5.0 Shared Memory and Constant Memory
Published on 2018-06-01 | Category: CUDA , Freshman | Comments: 0 | Views:
Abstract: This article provides an overview of Chapter 5 on CUDA shared memory and constant memory. Keywords: Shared Memory, Constant Memory
Shared Memory and Constant Memory
This article is an introduction to CUDA Chapter 5, outlining the general approach for this chapter. This is a brief article with no filler.
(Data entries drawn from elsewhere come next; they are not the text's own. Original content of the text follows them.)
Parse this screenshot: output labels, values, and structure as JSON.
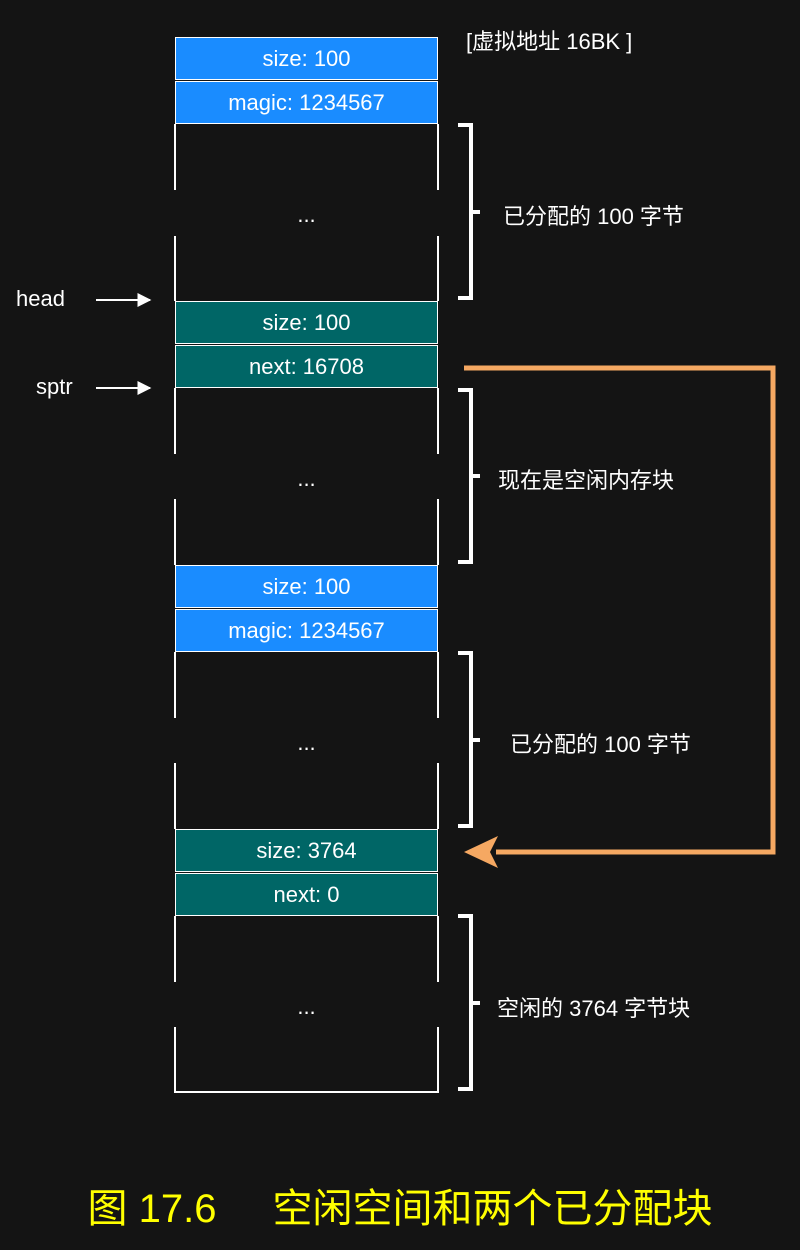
{
  "header": {
    "address_label": "[虚拟地址 16BK ]"
  },
  "pointers": {
    "head": "head",
    "sptr": "sptr"
  },
  "blocks": [
    {
      "header_top": "size: 100",
      "header_bottom": "magic: 1234567",
      "body": "...",
      "brace_label": "已分配的 100 字节"
    },
    {
      "header_top": "size: 100",
      "header_bottom": "next: 16708",
      "body": "...",
      "brace_label": "现在是空闲内存块"
    },
    {
      "header_top": "size: 100",
      "header_bottom": "magic: 1234567",
      "body": "...",
      "brace_label": "已分配的 100 字节"
    },
    {
      "header_top": "size: 3764",
      "header_bottom": "next: 0",
      "body": "...",
      "brace_label": "空闲的 3764 字节块"
    }
  ],
  "caption": {
    "number": "图 17.6",
    "title": "空闲空间和两个已分配块"
  },
  "colors": {
    "background": "#141414",
    "allocated_header": "#1a8cff",
    "free_header": "#006666",
    "link_arrow": "#f5a862",
    "caption": "#ffff00"
  }
}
Shared Memory and Constant Memory
In this chapter, we will learn:
- Arranging data in shared memory
- Index conversion from 2D shared memory to linear global memory
- Resolving bank conflicts in different access patterns
- Caching data in shared memory to reduce global memory accesses
- Using shared memory to avoid uncoalesced global memory accesses
- Differences between constant cache and read-only cache
- Warp shuffle instruction programming
Previously, we focused primarily on global memory usage and how to improve global memory access efficiency through different methods. Although unoptimized memory access is not necessarily problematic because modern GPUs have L1 caches. However, uncoalesced memory access across global memory still leads to poor bandwidth utilization. Since uncoalesced memory access cannot be avoided in practical applications, using shared memory becomes the key to improving efficiency.
Summary
In this chapter, we focus on how to program with shared memory, how data is stored in shared memory, how data elements are mapped to memory banks (hardware) using different access patterns, and methods for improving kernel performance using shared memory.